Haunch of Venison

Anthony Goicolea

05 Sep - 04 Oct 2008

© ANTHONY GOICOLEA
ANTHONY GOICOLEA

Haunch of Venison London is delighted to announce the first London solo exhibition by Cuban-American artist, Anthony Goicolea. 'Related' is the latest in an ongoing series in which Goicolea uses drawing, photography, sculpture and installation to explore his family history and identity as well as larger themes of ritual, assimilation and alienation.

Like many first generation immigrants, Goicolea experiences a sense of cultural dislocation and is aware of the disjunction between a supposed mythical homeland and his estrangement from it. Confronting this is a series of portraits based on old photographs of family - known and unknown - while they were living in Cuba. By drawing and painting these portraits, Goicolea creates a reinterpreted, second-generation reproduction of their likenesses. Drawing his portraits as negative images or daguerreotypes onto layered Mylar and glass, he then inverts the images to create a positive photographic mirror of the drawings. Goicolea then mounts them in rural areas of the South where he was raised and in New York where he now lives. Pasted on trees, telephone poles, and the sides of buildings like missing persons ads or 'Wanted' posters, the drawings are photographed again in a third generation reproduction, referencing and memorializing past relatives.

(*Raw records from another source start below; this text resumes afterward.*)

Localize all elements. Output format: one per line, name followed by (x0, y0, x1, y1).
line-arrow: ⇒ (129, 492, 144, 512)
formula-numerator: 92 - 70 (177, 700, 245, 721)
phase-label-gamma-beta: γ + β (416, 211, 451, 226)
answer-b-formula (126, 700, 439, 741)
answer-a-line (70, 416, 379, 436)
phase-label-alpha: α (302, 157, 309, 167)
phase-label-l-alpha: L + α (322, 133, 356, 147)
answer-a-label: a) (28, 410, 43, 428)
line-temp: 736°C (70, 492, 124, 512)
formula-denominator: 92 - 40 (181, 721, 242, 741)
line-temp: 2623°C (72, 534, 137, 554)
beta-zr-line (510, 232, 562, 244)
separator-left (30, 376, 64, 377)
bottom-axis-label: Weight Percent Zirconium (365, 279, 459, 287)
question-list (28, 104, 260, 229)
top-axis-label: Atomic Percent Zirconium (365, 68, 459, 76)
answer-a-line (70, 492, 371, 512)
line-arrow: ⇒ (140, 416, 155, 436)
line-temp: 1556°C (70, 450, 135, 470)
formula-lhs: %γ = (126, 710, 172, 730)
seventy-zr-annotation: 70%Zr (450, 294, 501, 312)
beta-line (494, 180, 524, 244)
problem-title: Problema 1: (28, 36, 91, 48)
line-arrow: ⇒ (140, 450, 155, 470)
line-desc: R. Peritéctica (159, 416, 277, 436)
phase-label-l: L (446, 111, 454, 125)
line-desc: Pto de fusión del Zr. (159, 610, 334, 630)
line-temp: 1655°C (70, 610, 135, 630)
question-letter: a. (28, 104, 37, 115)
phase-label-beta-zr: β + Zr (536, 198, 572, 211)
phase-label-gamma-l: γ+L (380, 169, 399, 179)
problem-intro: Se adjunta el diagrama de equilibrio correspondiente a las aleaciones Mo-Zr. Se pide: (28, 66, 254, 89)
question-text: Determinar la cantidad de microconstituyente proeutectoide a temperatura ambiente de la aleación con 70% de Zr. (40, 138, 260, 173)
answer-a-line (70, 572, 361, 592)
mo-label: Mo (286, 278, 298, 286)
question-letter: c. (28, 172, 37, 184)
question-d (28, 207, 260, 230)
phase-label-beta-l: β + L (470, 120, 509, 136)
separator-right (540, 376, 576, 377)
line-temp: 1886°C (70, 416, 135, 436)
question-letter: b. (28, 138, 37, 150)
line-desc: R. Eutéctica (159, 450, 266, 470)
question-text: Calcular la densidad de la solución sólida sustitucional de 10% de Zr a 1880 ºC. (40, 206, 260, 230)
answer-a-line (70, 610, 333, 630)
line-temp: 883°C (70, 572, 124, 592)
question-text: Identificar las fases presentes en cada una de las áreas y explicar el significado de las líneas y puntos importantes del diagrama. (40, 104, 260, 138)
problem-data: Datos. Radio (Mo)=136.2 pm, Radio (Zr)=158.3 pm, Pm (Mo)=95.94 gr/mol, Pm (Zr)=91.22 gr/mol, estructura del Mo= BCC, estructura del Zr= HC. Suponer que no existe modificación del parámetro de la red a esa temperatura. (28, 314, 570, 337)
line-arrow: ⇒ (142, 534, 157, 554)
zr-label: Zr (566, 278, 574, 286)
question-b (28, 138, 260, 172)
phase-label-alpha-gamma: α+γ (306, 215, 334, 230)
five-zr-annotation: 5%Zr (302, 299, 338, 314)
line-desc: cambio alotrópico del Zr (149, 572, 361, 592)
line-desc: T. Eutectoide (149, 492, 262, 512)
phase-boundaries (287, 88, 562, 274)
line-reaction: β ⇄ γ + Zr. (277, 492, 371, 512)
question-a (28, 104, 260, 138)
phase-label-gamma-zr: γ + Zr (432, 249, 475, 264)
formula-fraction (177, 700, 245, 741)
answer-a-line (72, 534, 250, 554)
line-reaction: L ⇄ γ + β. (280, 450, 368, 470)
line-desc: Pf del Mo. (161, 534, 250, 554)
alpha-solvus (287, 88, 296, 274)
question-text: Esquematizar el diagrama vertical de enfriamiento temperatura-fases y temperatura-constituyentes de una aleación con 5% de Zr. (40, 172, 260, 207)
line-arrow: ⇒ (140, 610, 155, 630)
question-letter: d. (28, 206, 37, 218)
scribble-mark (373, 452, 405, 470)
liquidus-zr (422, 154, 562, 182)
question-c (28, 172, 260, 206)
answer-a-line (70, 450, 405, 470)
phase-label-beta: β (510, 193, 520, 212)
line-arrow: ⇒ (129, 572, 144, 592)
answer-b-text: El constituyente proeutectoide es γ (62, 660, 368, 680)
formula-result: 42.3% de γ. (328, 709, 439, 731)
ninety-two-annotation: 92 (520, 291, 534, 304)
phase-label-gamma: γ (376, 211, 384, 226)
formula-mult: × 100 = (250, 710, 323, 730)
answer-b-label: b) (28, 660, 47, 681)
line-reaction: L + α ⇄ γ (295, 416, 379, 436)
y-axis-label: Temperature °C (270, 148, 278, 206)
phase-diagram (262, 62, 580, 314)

Goicolea confesses to feeling 'a strange sense of nostalgia for something I have never been a part of or experienced directly'. In May 2008 he made his first pilgrimage to Cuba and visited the homes, schools and churches of his parents and grandparents. The resulting photographs are devoid of people. Digitally cobbled together from locations throughout Havana, Goicolea further manipulates these images by painting over small voids of space or drawing on top of the doctored images, thus re-imagining and re-imaging the remains from another time.

The show also debuts three sculptural pieces. Two glass display cases house drawings of the artist's grandmother's skeleton, arranged and framed in fragments so as to mimic religious reliquaries or anthropological remains.
A third sculpture bisects the gallery as a three-metre long, low-lying wall made from translucent glass cast in the shape of concrete masonry blocks. On top of the wall, which references the sea wall running the length of Havana harbour, family portraits drawn on Mylar are obscured and sealed inside a collection of clear, hand-blown glass bottles.